Let us strike a bargain then, a compromise (you are a fair person, right?): I will offer you a rare, gritty glimpse of the underside of modern life, the “psyche,” if you will; which is important: without undersides, the great boat wouldn’t float! And you can either try to understand me, or understand and accept the fact that you cannot understand me. Even when it hits you that I don’t seem right in the head, or just plain “nice”. But I’ll try to act straight and be nice, to the limited degree to which I am capable.  The problem is, and I can only pray you’ll forgive me for saying so: but it seems to me that on this particular yacht where I’m so stuck, nice means, “White, Middle-class, Protestant, and Male”.  None-the-less, I promise that I will try, as best as I am able, to be those things. But when, in spite of reminders, I do still displease you, please consider my failures to be symptoms of my disability.  Everyone’s gotta have one. Mine may not be obvious like a bandaged head. But you should see the insides.  Surely my brain must wobble like a falling gyroscope.  Yet I’ve decided, just because I have a disability, that doesn’t mean that I shouldn’t be here.
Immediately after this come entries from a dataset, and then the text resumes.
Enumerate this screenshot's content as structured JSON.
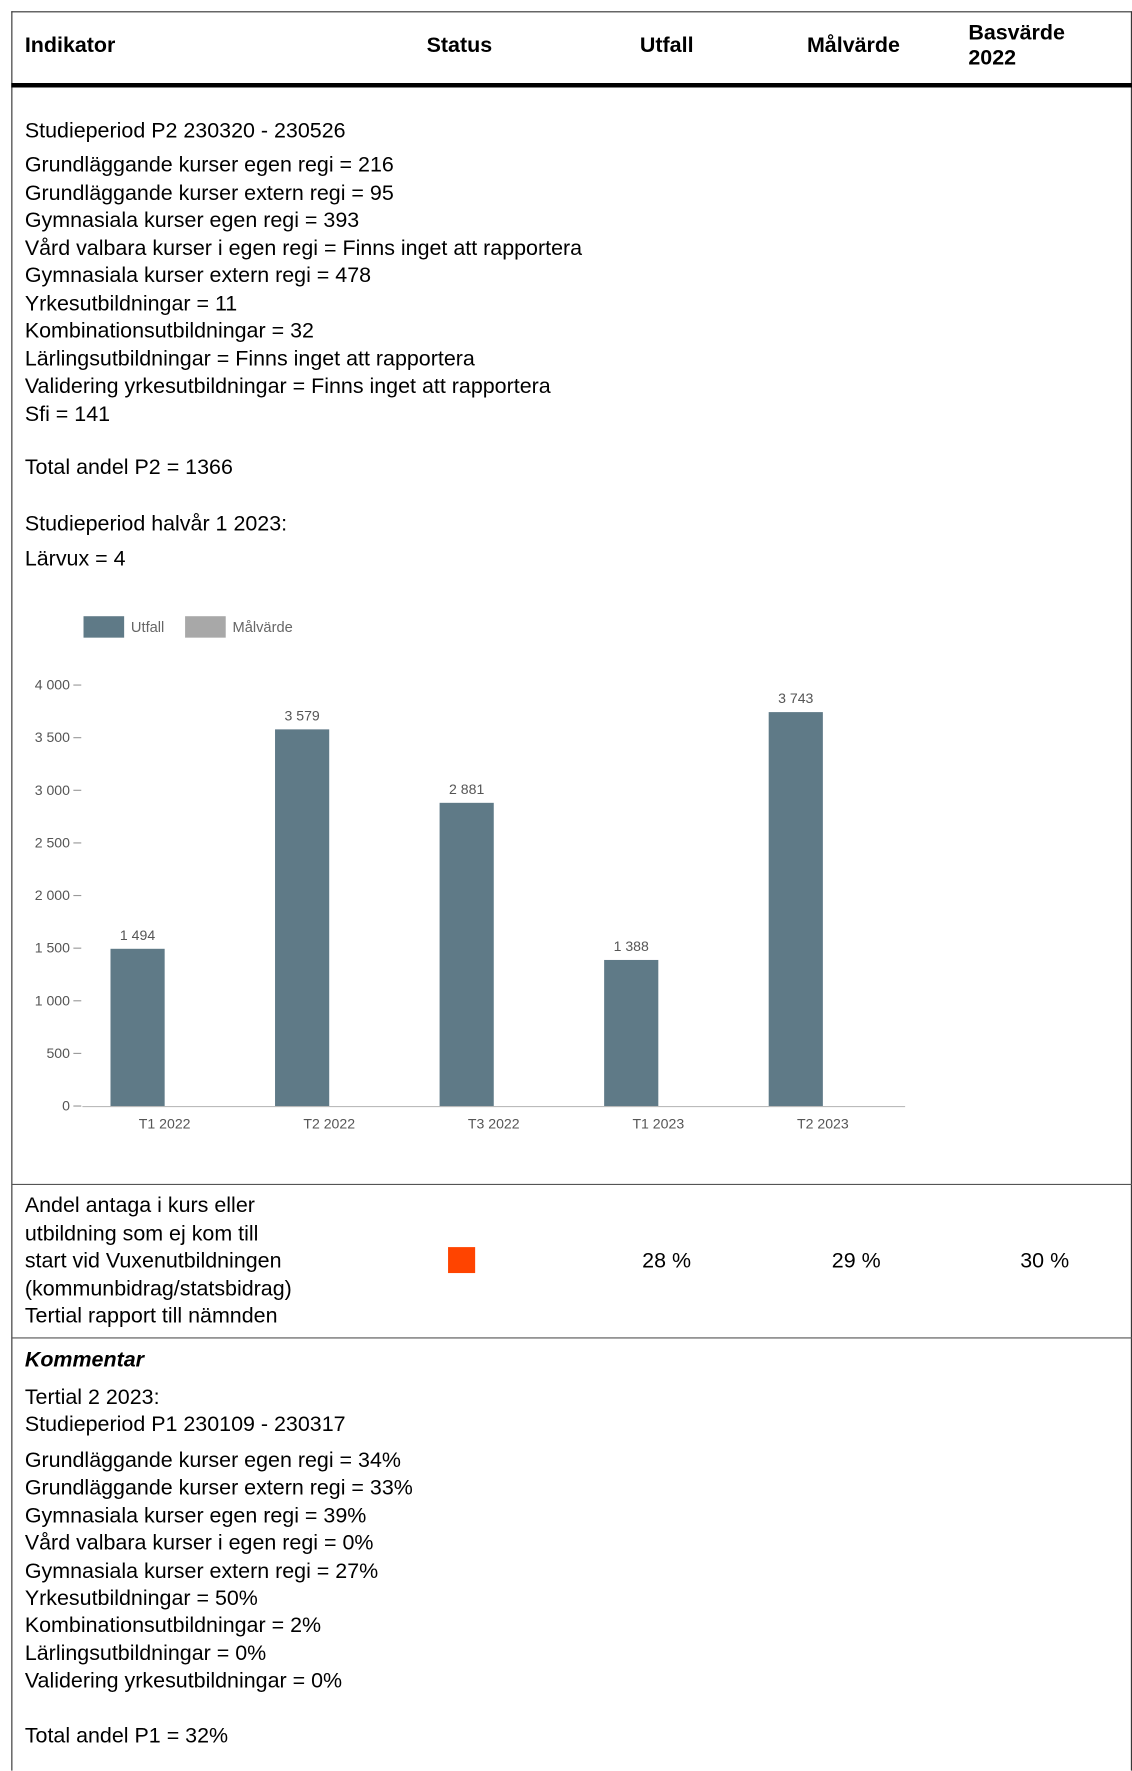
{
  "header": {
    "columns": [
      "Indikator",
      "Status",
      "Utfall",
      "Målvärde",
      "Basvärde 2022"
    ]
  },
  "section1": {
    "lines": [
      "Studieperiod P2 230320 - 230526",
      "Grundläggande kurser egen regi = 216",
      "Grundläggande kurser extern regi = 95",
      "Gymnasiala kurser egen regi = 393",
      "Vård valbara kurser i egen regi = Finns inget att rapportera",
      "Gymnasiala kurser extern regi = 478",
      "Yrkesutbildningar = 11",
      "Kombinationsutbildningar = 32",
      "Lärlingsutbildningar = Finns inget att rapportera",
      "Validering yrkesutbildningar = Finns inget att rapportera",
      "Sfi = 141",
      "Total andel P2 = 1366",
      "Studieperiod halvår 1 2023:",
      "Lärvux = 4"
    ]
  },
  "chart_data": {
    "type": "bar",
    "categories": [
      "T1 2022",
      "T2 2022",
      "T3 2022",
      "T1 2023",
      "T2 2023"
    ],
    "series": [
      {
        "name": "Utfall",
        "color": "#5f7a87",
        "values": [
          1494,
          3579,
          2881,
          1388,
          3743
        ],
        "value_labels": [
          "1 494",
          "3 579",
          "2 881",
          "1 388",
          "3 743"
        ]
      },
      {
        "name": "Målvärde",
        "color": "#a8a8a8",
        "values": [
          null,
          null,
          null,
          null,
          null
        ]
      }
    ],
    "ylim": [
      0,
      4000
    ],
    "yticks": [
      0,
      500,
      {
        "value": 1000,
        "label": "1 000"
      },
      {
        "value": 1500,
        "label": "1 500"
      },
      {
        "value": 2000,
        "label": "2 000"
      },
      {
        "value": 2500,
        "label": "2 500"
      },
      {
        "value": 3000,
        "label": "3 000"
      },
      {
        "value": 3500,
        "label": "3 500"
      },
      {
        "value": 4000,
        "label": "4 000"
      }
    ],
    "grid": false,
    "legend": "top-left"
  },
  "row2": {
    "indicator": [
      "Andel antaga i kurs eller",
      "utbildning som ej kom till",
      "start vid Vuxenutbildningen",
      "(kommunbidrag/statsbidrag)",
      "Tertial rapport till nämnden"
    ],
    "status_color": "#ff4400",
    "utfall": "28 %",
    "malvarde": "29 %",
    "basvarde": "30 %"
  },
  "comment": {
    "title": "Kommentar",
    "lines": [
      "Tertial 2 2023:",
      "Studieperiod P1 230109 - 230317",
      "Grundläggande kurser egen regi = 34%",
      "Grundläggande kurser extern regi = 33%",
      "Gymnasiala kurser egen regi = 39%",
      "Vård valbara kurser i egen regi = 0%",
      "Gymnasiala kurser extern regi = 27%",
      "Yrkesutbildningar = 50%",
      "Kombinationsutbildningar = 2%",
      "Lärlingsutbildningar = 0%",
      "Validering yrkesutbildningar = 0%",
      "Total andel P1 = 32%"
    ]
  }
}
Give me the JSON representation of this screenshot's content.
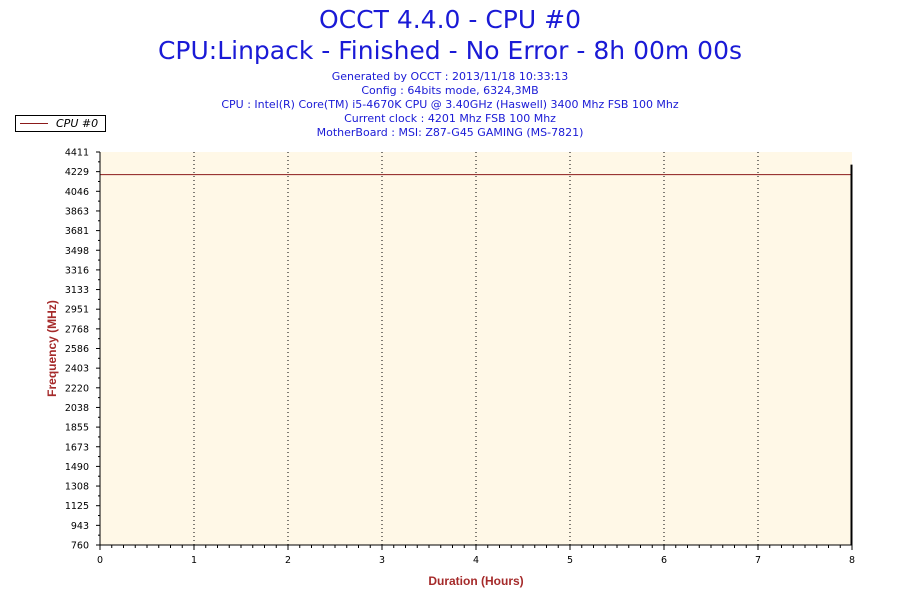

I kind of think if I didn’t belong here (and for some reason) I wouldn’t have been put here in the first place.  Having said that, I hope you can forgive my theorizing when I’m not a priest or rabbi. Let me reassure you, I do know I’m as annoying as a big sore on the nose.  But fortunately (for you) I promise to try to stay hidden “down under”, only coming out once in a while for your air (which, if you don’t mind my saying, we sometimes do share, no offense intended). Well, I know I’ve said too much already—guess I said it so that you will be assured I understand how uncomfortable I make you feel, and now I just pray you don’t throw out the barnacle with the bath-water. I only need to ask you for one more thing: if at all possible, could you do as Greg Allman suggested when he sang, “don’t remind me of my failures, I’m aware of them”….

One more thing, however, that you might consider: What goes up must come down, and what goes down must inevitably come up. And as the tide turns, we shall try to be more aware of your needs than you’ve been of ours when we commence to kick your ass (no offense intended).